Unified supply chain capabilities for Saudi Arabia
June 27, 2025Craig Roberts, CEO of ASMO, talks to The Energy Year about enhancing procurement and supply chain services across Saudi Arabia’s oil and gas sector, and creating collaborative value by consolidating industrial demand. ASMO is a joint venture between DHL and Saudi Aramco that provides supply chain services for the energy, chemical and industrial sectors
What is the value proposition that ASMO brings to Saudi Arabia?
ASMO brings an integrated model that combines procurement, logistics and warehousing into one solution. We are uniquely positioned to leverage DHL’s global supply chain expertise and align it with industry needs.
Ours isn’t a traditional vendor relationship – it’s a strategic joint venture grounded in long-term ambition and mutual trust. Being entrusted with Aramco’s procurement operations reflects the confidence placed in our model.
This is a long-term investment from Aramco and DHL, backed by substantial operational and financial commitment. Vision 2030 and the IKTVA [In-Kingdom Total Value Add] programme have set a bold direction for Saudi Arabia, and ASMO is fully aligned with that agenda. The support we have received from senior government and industry leaders has given us momentum and affirmed the relevance of our role. Our strength lies in combining scale, alignment and a clear commitment to execution.
What are ASMO’s core services?
ASMO is taking a phased, deliberate approach to growth. Our initial focus is on delivering procurement and supply chain services to Saudi Arabia’s oil and gas sector, specifically supporting Aramco and its supplier ecosystem. That said, our scope is rapidly expanding, and we are seeing increasing interest from adjacent sectors such as aviation and pharmaceuticals.
Organisations vary in their procurement structures and operational models, so we adopt a consultative sales strategy. This means engaging with stakeholders to tailor our solutions to their needs. While this process may take time, it is essential to mitigate risks. Procurement inefficiencies can cause disruption, and our role is to maintain operational continuity.
Looking ahead, we aim to scale regionally into the GCC and MENA and ultimately expand globally. Saudi Arabia is emerging as a key logistics hub, and ASMO is strategically positioned to support this transition by connecting regional and international markets.
What opportunities and challenges do you anticipate under Vision 2030?
One of the primary challenges is fragmentation. Many organisations in this sector operate independently, despite purchasing similar goods and services. ASMO is advocating for a collaborative model that allows these entities to pool demand and consolidate procurement and logistics flows.
Through aggregation, we can ensure better pricing, reduce overheads and improve supply chain efficiency. This approach delivers financial value and advances ESG goals by reducing waste and improving resource management.
Since ASMO’s establishment, the company has signed 23 MoUs. Which agreements stand out, and how do they align with your strategy?
These MoUs recognise ASMO’s vision and potential. They demonstrate that we are viewed as a long-term partner. Endorsements from ministers and senior executives at leading companies have opened doors that would have otherwise taken years to unlock.
We are seeing a shift in mindset. The traditional resistance to outsourcing logistics and procurement functions is beginning to disappear. The industry is evolving, and our model offers a path toward modernisation that many stakeholders now see as both necessary and inevitable.

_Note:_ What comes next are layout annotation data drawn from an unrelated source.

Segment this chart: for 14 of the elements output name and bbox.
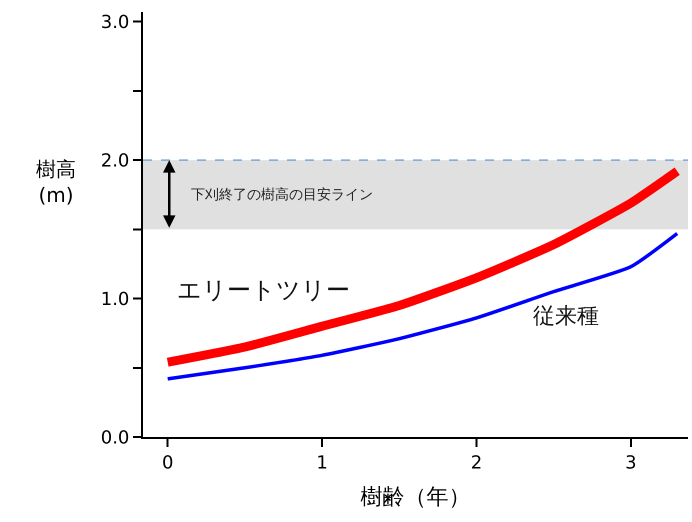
y-tick-label: 3.0 [100, 12, 130, 33]
x-axis-title: 樹齢（年） [360, 485, 470, 510]
x-tick-label: 1 [316, 452, 328, 474]
x-tick-label: 0 [162, 452, 174, 474]
y-tick-label: 0.0 [100, 427, 130, 448]
y-tick-label: 1.0 [100, 288, 130, 310]
x-tick-label: 2 [470, 452, 482, 474]
band-label: 下刈終了の樹高の目安ライン [191, 187, 373, 203]
series-label: 従来種 [533, 304, 599, 329]
series-label: エリートツリー [177, 276, 350, 304]
y-tick-label: 2.0 [100, 150, 130, 172]
y-axis-title: 樹高 (m) [36, 157, 76, 207]
x-tick-label: 3 [625, 452, 637, 474]
line-series [166, 232, 679, 381]
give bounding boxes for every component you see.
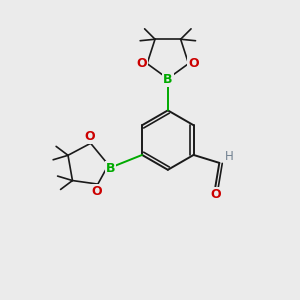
Text: H: H (225, 150, 234, 164)
Text: B: B (163, 73, 172, 86)
Text: O: O (92, 184, 102, 197)
Text: O: O (84, 130, 95, 143)
Text: O: O (188, 57, 199, 70)
Text: O: O (210, 188, 221, 201)
Text: B: B (106, 162, 115, 175)
Text: O: O (137, 57, 148, 70)
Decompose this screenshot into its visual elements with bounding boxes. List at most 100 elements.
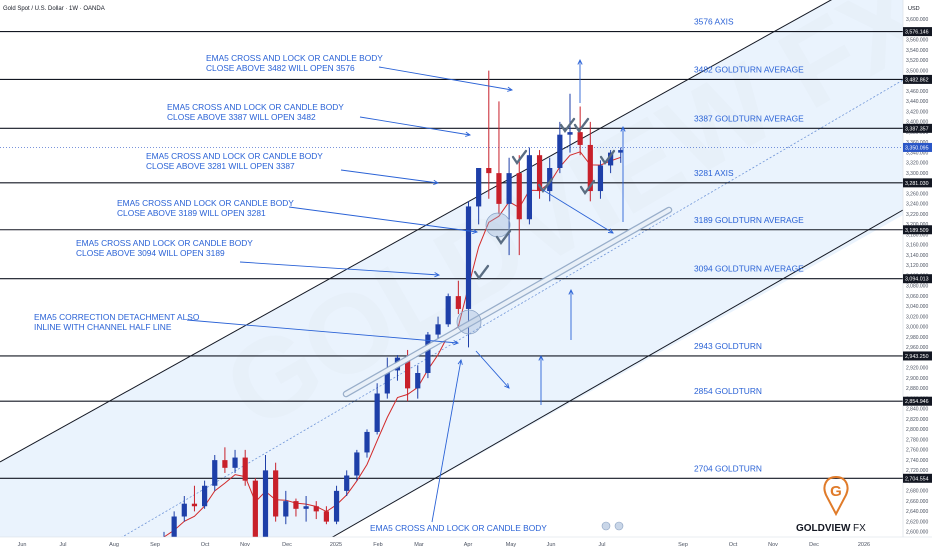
candle-body bbox=[415, 373, 420, 388]
y-tick-label: 2,760.000 bbox=[906, 448, 928, 454]
candle-body bbox=[182, 504, 187, 517]
y-tick-label: 2,840.000 bbox=[906, 407, 928, 413]
price-tag-text: 3,189.509 bbox=[905, 228, 929, 234]
candle-body bbox=[354, 452, 359, 475]
y-tick-label: 3,080.000 bbox=[906, 284, 928, 290]
y-tick-label: 3,460.000 bbox=[906, 89, 928, 95]
x-tick-label: Jun bbox=[18, 542, 27, 548]
price-tag-text: 3,094.013 bbox=[905, 277, 929, 283]
candle[interactable] bbox=[425, 332, 430, 378]
level-label: 3482 GOLDTURN AVERAGE bbox=[694, 64, 804, 74]
candle-body bbox=[273, 470, 278, 516]
candle-body bbox=[567, 132, 572, 135]
current-price-text: 3,350.095 bbox=[905, 145, 929, 151]
x-tick-label: 2026 bbox=[858, 542, 870, 548]
annotation-line: CLOSE ABOVE 3281 WILL OPEN 3387 bbox=[146, 161, 295, 171]
x-tick-label: Sep bbox=[150, 542, 160, 548]
brand-logo-suffix: FX bbox=[853, 523, 866, 534]
y-tick-label: 2,720.000 bbox=[906, 468, 928, 474]
y-tick-label: 2,980.000 bbox=[906, 335, 928, 341]
x-tick-label: Sep bbox=[678, 542, 688, 548]
level-label: 3387 GOLDTURN AVERAGE bbox=[694, 113, 804, 123]
candle-body bbox=[334, 491, 339, 522]
annotation-line: EMA5 CROSS AND LOCK OR CANDLE BODY bbox=[370, 523, 547, 533]
candle-body bbox=[304, 506, 309, 509]
price-tag: 3,189.509 bbox=[903, 225, 932, 234]
y-tick-label: 3,560.000 bbox=[906, 38, 928, 44]
y-tick-label: 2,680.000 bbox=[906, 489, 928, 495]
candle-body bbox=[578, 132, 583, 145]
level-label: 3094 GOLDTURN AVERAGE bbox=[694, 264, 804, 274]
x-tick-label: Jul bbox=[598, 542, 605, 548]
y-tick-label: 3,260.000 bbox=[906, 191, 928, 197]
price-tag: 3,281.030 bbox=[903, 178, 932, 187]
annotation-line: EMA5 CROSS AND LOCK OR CANDLE BODY bbox=[76, 238, 253, 248]
y-tick-label: 2,740.000 bbox=[906, 458, 928, 464]
event-flag-icon[interactable] bbox=[615, 522, 623, 530]
y-tick-label: 3,540.000 bbox=[906, 48, 928, 54]
y-tick-label: 2,820.000 bbox=[906, 417, 928, 423]
x-tick-label: Aug bbox=[109, 542, 119, 548]
candle-body bbox=[557, 135, 562, 168]
candle-body bbox=[232, 458, 237, 468]
chart-title: Gold Spot / U.S. Dollar · 1W · OANDA bbox=[3, 6, 105, 12]
level-label: 3189 GOLDTURN AVERAGE bbox=[694, 215, 804, 225]
x-tick-label: Nov bbox=[768, 542, 778, 548]
candle-body bbox=[324, 511, 329, 521]
currency-label: USD bbox=[908, 6, 920, 12]
price-tag-text: 2,854.946 bbox=[905, 399, 929, 405]
x-tick-label: Jul bbox=[59, 542, 66, 548]
candle[interactable] bbox=[446, 294, 451, 327]
price-tag-text: 3,281.030 bbox=[905, 181, 929, 187]
candle-body bbox=[243, 458, 248, 481]
annotation-line: CLOSE ABOVE 3482 WILL OPEN 3576 bbox=[206, 63, 355, 73]
price-tag: 2,943.250 bbox=[903, 351, 932, 360]
candle-body bbox=[598, 165, 603, 191]
annotation-line: EMA5 CROSS AND LOCK OR CANDLE BODY bbox=[146, 151, 323, 161]
candle-body bbox=[466, 206, 471, 309]
level-label: 2704 GOLDTURN bbox=[694, 463, 762, 473]
event-flag-icon[interactable] bbox=[602, 522, 610, 530]
candle[interactable] bbox=[212, 455, 217, 491]
candle-body bbox=[192, 504, 197, 507]
y-tick-label: 2,620.000 bbox=[906, 519, 928, 525]
x-tick-label: 2025 bbox=[330, 542, 342, 548]
candle[interactable] bbox=[273, 463, 278, 522]
x-tick-label: Oct bbox=[729, 542, 738, 548]
candle-body bbox=[212, 460, 217, 486]
price-tag-text: 2,943.250 bbox=[905, 354, 929, 360]
price-tag-text: 2,704.554 bbox=[905, 476, 929, 482]
y-tick-label: 3,320.000 bbox=[906, 161, 928, 167]
candle-body bbox=[293, 501, 298, 509]
candle-body bbox=[364, 432, 369, 453]
price-tag-text: 3,387.357 bbox=[905, 126, 929, 132]
price-tag-text: 3,482.862 bbox=[905, 77, 929, 83]
y-tick-label: 2,640.000 bbox=[906, 509, 928, 515]
candle-body bbox=[517, 173, 522, 219]
annotation-text: EMA5 CROSS AND LOCK OR CANDLE BODY bbox=[370, 523, 547, 533]
y-tick-label: 2,900.000 bbox=[906, 376, 928, 382]
candle[interactable] bbox=[334, 486, 339, 524]
y-tick-label: 2,660.000 bbox=[906, 499, 928, 505]
x-tick-label: Oct bbox=[201, 542, 210, 548]
x-tick-label: Apr bbox=[464, 542, 473, 548]
x-tick-label: Feb bbox=[373, 542, 382, 548]
price-tag-text: 3,576.146 bbox=[905, 30, 929, 36]
annotation-line: EMA5 CROSS AND LOCK OR CANDLE BODY bbox=[206, 53, 383, 63]
candle-body bbox=[283, 501, 288, 516]
ema-touch-circle bbox=[457, 310, 481, 334]
candle-body bbox=[456, 296, 461, 309]
price-tag: 3,482.862 bbox=[903, 75, 932, 84]
y-tick-label: 3,300.000 bbox=[906, 171, 928, 177]
x-tick-label: Nov bbox=[240, 542, 250, 548]
price-tag: 2,704.554 bbox=[903, 474, 932, 483]
candle[interactable] bbox=[527, 148, 532, 225]
brand-logo-word: GOLDVIEW bbox=[796, 523, 851, 534]
y-tick-label: 3,500.000 bbox=[906, 68, 928, 74]
x-tick-label: Jun bbox=[547, 542, 556, 548]
x-tick-label: Mar bbox=[414, 542, 424, 548]
candle-body bbox=[375, 394, 380, 432]
candle-body bbox=[172, 517, 177, 538]
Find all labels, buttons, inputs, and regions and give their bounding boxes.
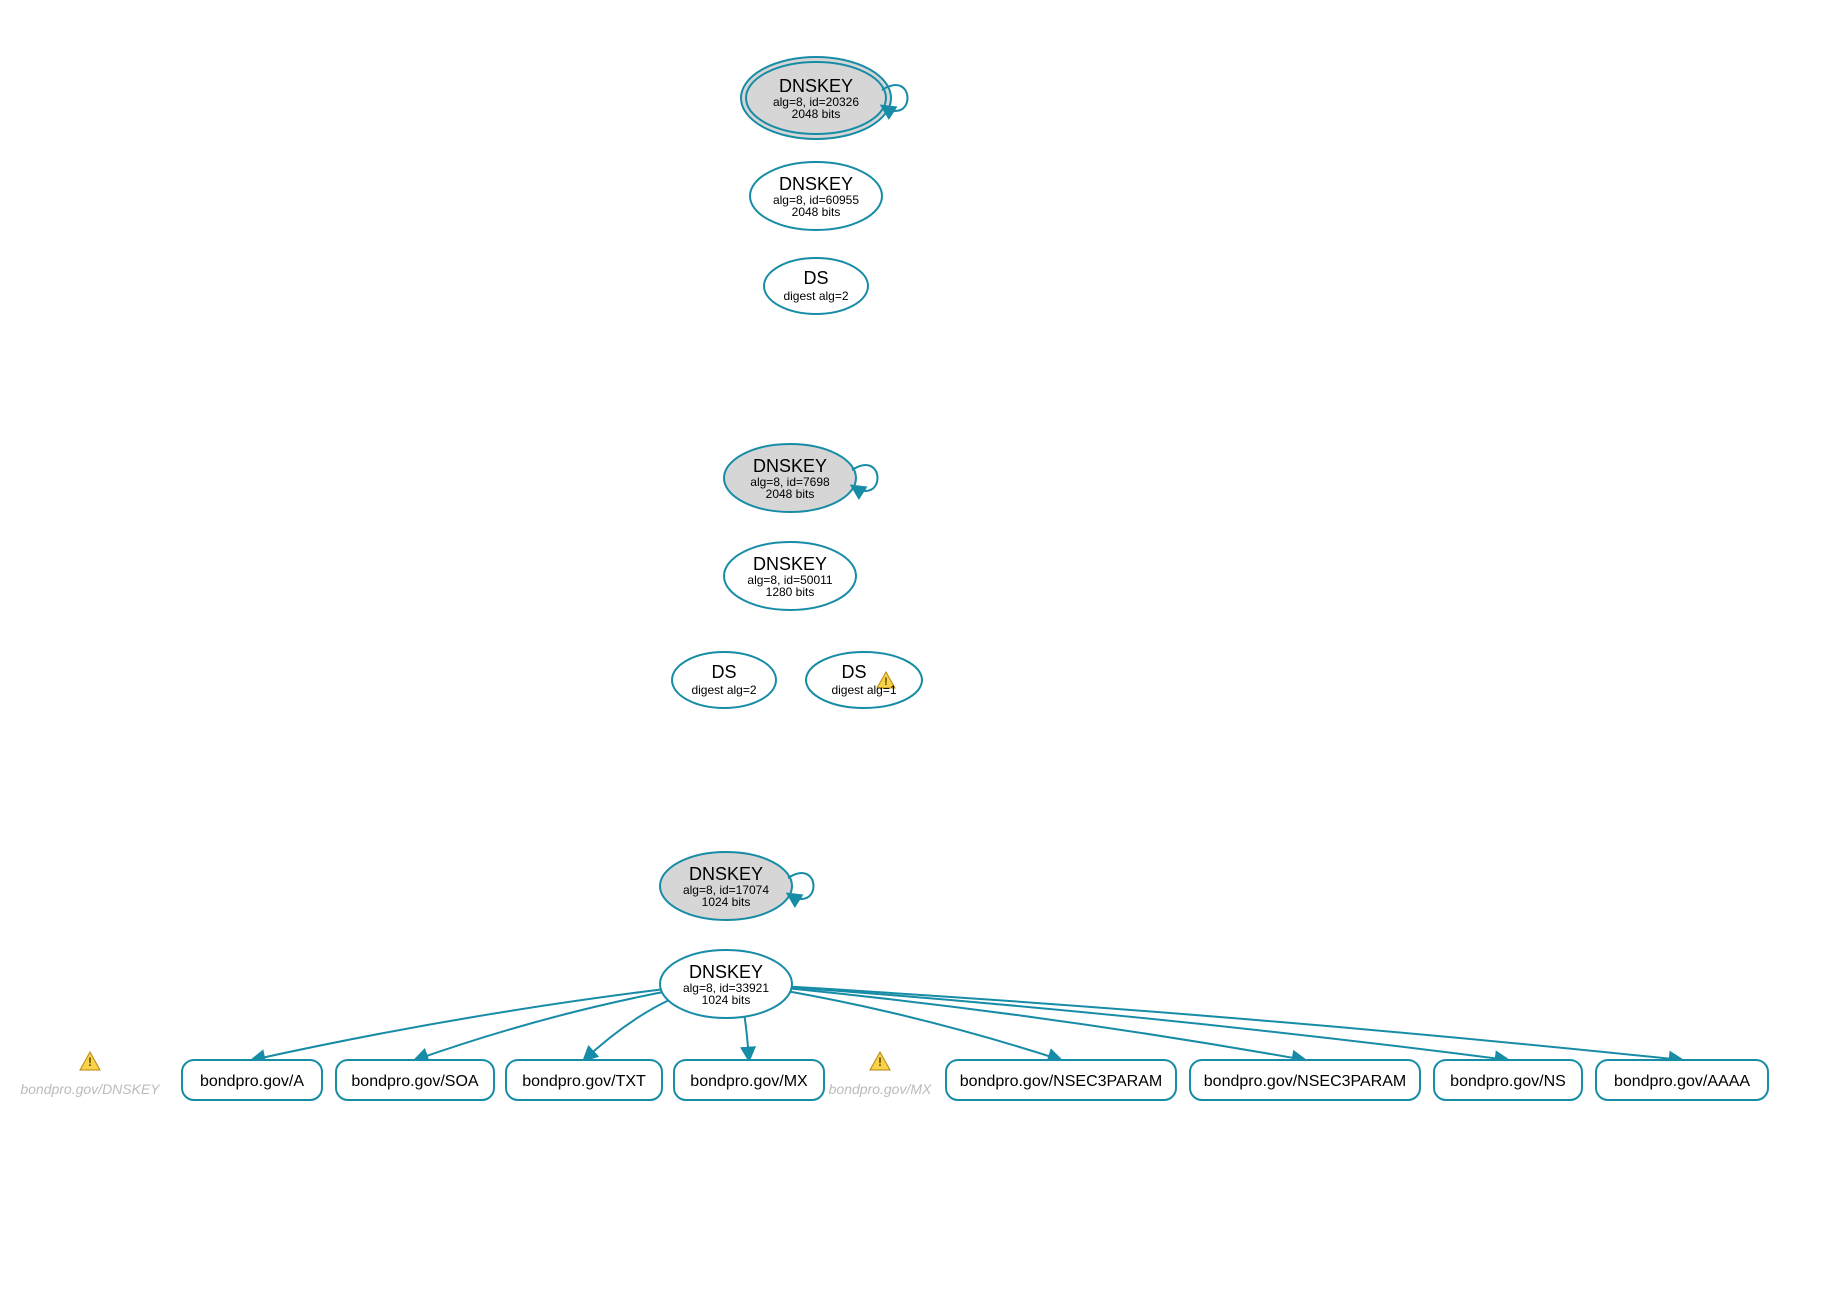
dnssec-chain-diagram: bondpro.gov/A bondpro.gov/SOA bondpro.gov/… [0,0,1827,1299]
node-title: DS [841,662,866,682]
svg-text:!: ! [878,1055,882,1069]
svg-text:!: ! [88,1055,92,1069]
rrset-label: bondpro.gov/AAAA [1614,1073,1750,1090]
warn-label: bondpro.gov/MX [829,1081,932,1097]
rrset-label: bondpro.gov/NSEC3PARAM [960,1073,1162,1090]
node-title: DNSKEY [779,76,853,96]
warn-warn-dnskey: ! bondpro.gov/DNSKEY [20,1052,161,1097]
rrset-label: bondpro.gov/NSEC3PARAM [1204,1073,1406,1090]
node-root-ksk: DNSKEYalg=8, id=203262048 bits [741,57,908,139]
node-title: DNSKEY [753,456,827,476]
node-bits: 1024 bits [702,895,751,909]
node-title: DS [711,662,736,682]
rrset-rr-txt: bondpro.gov/TXT [506,1060,662,1100]
node-root-zsk: DNSKEYalg=8, id=609552048 bits [750,162,882,230]
node-bond-ksk: DNSKEYalg=8, id=170741024 bits [660,852,814,920]
node-title: DNSKEY [689,864,763,884]
signs-edge [252,989,664,1060]
node-bits: 2048 bits [792,205,841,219]
signs-edge [788,987,1508,1060]
node-detail: digest alg=1 [831,683,896,697]
node-root-ds: DSdigest alg=2 [764,258,868,314]
rrset-rr-mx: bondpro.gov/MX [674,1060,824,1100]
signs-edge [415,992,665,1060]
rrset-rr-a: bondpro.gov/A [182,1060,322,1100]
node-title: DNSKEY [689,962,763,982]
node-gov-ds2: !DSdigest alg=1 [806,652,922,708]
rrset-rr-ns: bondpro.gov/NS [1434,1060,1582,1100]
node-detail: digest alg=2 [783,289,848,303]
node-bits: 2048 bits [766,487,815,501]
rrset-label: bondpro.gov/SOA [351,1073,479,1090]
rrset-label: bondpro.gov/MX [690,1073,808,1090]
rrset-label: bondpro.gov/NS [1450,1073,1566,1090]
node-bits: 1280 bits [766,585,815,599]
signs-edge [788,988,1305,1060]
node-title: DS [803,268,828,288]
rrset-rr-n3p2: bondpro.gov/NSEC3PARAM [1190,1060,1420,1100]
node-gov-ksk: DNSKEYalg=8, id=76982048 bits [724,444,878,512]
node-title: DNSKEY [753,554,827,574]
rrset-rr-n3p1: bondpro.gov/NSEC3PARAM [946,1060,1176,1100]
rrset-rr-soa: bondpro.gov/SOA [336,1060,494,1100]
node-title: DNSKEY [779,174,853,194]
warn-warn-mx: ! bondpro.gov/MX [829,1052,932,1097]
warn-label: bondpro.gov/DNSKEY [20,1081,161,1097]
rrset-label: bondpro.gov/A [200,1073,304,1090]
signs-edge [744,1015,749,1060]
node-bits: 2048 bits [792,107,841,121]
signs-edge [584,999,671,1060]
rrset-label: bondpro.gov/TXT [522,1073,646,1090]
rrset-rr-aaaa: bondpro.gov/AAAA [1596,1060,1768,1100]
node-gov-zsk: DNSKEYalg=8, id=500111280 bits [724,542,856,610]
node-detail: digest alg=2 [691,683,756,697]
node-bond-zsk: DNSKEYalg=8, id=339211024 bits [660,950,792,1018]
node-bits: 1024 bits [702,993,751,1007]
node-gov-ds1: DSdigest alg=2 [672,652,776,708]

Signing agreements is only the beginning – the real challenge is execution. We have developed implementation plans for each MoU, prioritising readiness and strategic alignment. Some are already in advanced stages of execution, while others will require more time due to existing contractual obligations or the need to build new infrastructure, such as warehouses and digital platforms. Our board has provided full support, and each engagement has a tailored roadmap to ensure measurable results.
What are your top objectives for 2025 and beyond?
Our primary goal is to make the key components of our strategy operational. We aim to open multiple facilities, expand operations to two additional Aramco sites and fully assume procurement functions.
By Q4 2025, we expect to have several warehouses supporting Aramco and to begin onboarding businesses such as pipe manufacturers. If we meet these milestones, we will have laid a solid foundation for sustainable growth.
Can you comment on ASMO’s vision for a digital B2B procurement and logistics platform?
Our goal is to develop a unified e-marketplace that simplifies procurement and logistics for industrial clients. Imagine a platform where, with a few clicks, a company can source the exact part or material it needs, at the best price, without navigating through multiple vendors and service providers.
We are building this platform to bring transparency, speed and efficiency to B2B transactions. It’s about enabling convenience, improving cost control and supporting real-time decision making.
How is ASMO leveraging technology across its operations?
We have two parallel technology agendas. The first focuses on logistics and warehousing. We are deploying cutting-edge systems, such as those operated in DHL facilities, including automation and advanced robotics. With Aramco’s backing, we are implementing these technologies across Saudi Arabia.
The second agenda centres on AI-driven supply chain management. We are using data analytics, demand forecasting and intelligent inventory systems to optimise sourcing decisions and operational planning. Knowing precise lead times for materials from different markets allows us to make smarter, more agile decisions that improve performance and lower costs.